Obviousness Analysis of U.S. Patent 11,316,014 under 35 U.S.C. § 103
The independent claims of U.S. Patent 11,316,014, which broadly cover electronic systems with semiconductor devices incorporating graded dopant regions to aid carrier movement, would likely be rendered obvious under 35 U.S.C. § 103 by combining existing prior art references. The core inventive concept—using graded dopant concentrations to control charge carrier movement for performance improvement in various semiconductor devices—represents a logical extension of well-established principles in semiconductor physics and manufacturing, particularly when addressing known problems in the field.
A person having ordinary skill in the art (PHOSITA) at the time of the invention (priority date September 3, 2004) would have been motivated to combine several prior art teachings to arrive at the claimed invention, with predictable results.
Key Elements of the Independent Claims (1 and 21) and Corresponding Prior Art
The independent claims describe an electronic system comprising a semiconductor device with:
- A substrate having a surface.
- First and second active regions adjacent the surface, of an opposite doping type to the substrate, within which transistors (e.g., digital logic, p-channel, n-channel, CMOS) are formed.
- At least a portion of at least one of these active regions or an adjacent well region having at least one graded dopant concentration.
- This graded dopant concentration is configured to aid carrier movement from the active regions/surface towards an area of the substrate where there are no active regions.
- Claim 21 further specifies the gradient types (linear, quasilinear, error function, complementary error function).
Combinations of Prior Art References and Motivations for Combination
1. Obviousness of Graded Dopants in Active Regions/Channels of MOS/CMOS Devices for Performance Enhancement:
- Prior Art:
- US20030183856A1 (Wieczorek) explicitly teaches a "semiconductor device having a retrograde dopant profile in a channel region" and a method for fabricating it. Retrograde doping is a form of graded doping.
- WO2004049453A1 (Advanced Micro Devices, Inc.) similarly teaches "retrograde channel doping to improve short channel effect."

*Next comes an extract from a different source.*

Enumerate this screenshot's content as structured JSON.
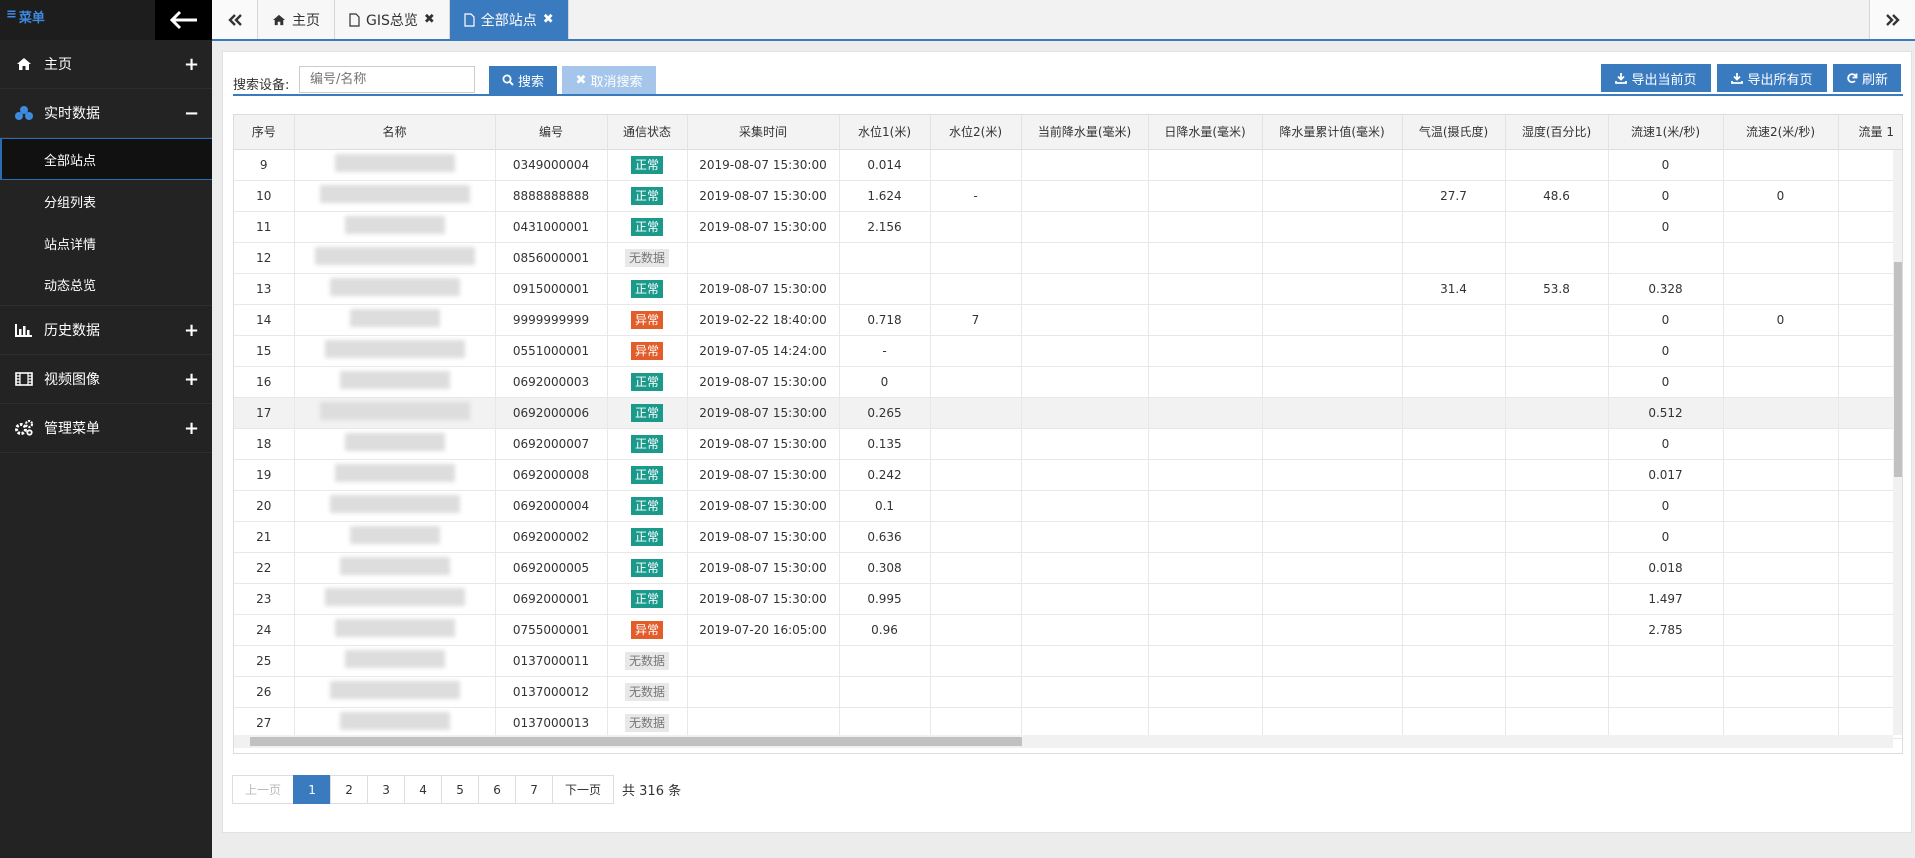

- US6025237A (Fairchild Korea Semiconductor, Ltd.) discloses "methods of forming field effect transistors having graded drain region doping profiles therein."
- US4684971A (American Telephone And Telegraph Company) describes "ion implanted CMOS devices," establishing the foundational technology of CMOS.
- US4907058A (Hitachi, Ltd.) shows a "complementary semiconductor device having a double well," further detailing CMOS structures.
- Motivation for Combination: A PHOSITA would have been motivated to apply known graded dopant profiles, as taught by Wieczorek, Advanced Micro Devices, and Fairchild, to the channel or drain regions of CMOS transistors (structures known from AT&T and Hitachi). The motivation would be to improve device performance characteristics such as short channel effects or current characteristics by precisely controlling carrier movement. The background of US11316014 itself notes that "Most MOS devices use a uniformly doped substrate (or a well region)," implicitly recognizing the potential for improvement through non-uniform doping in these areas.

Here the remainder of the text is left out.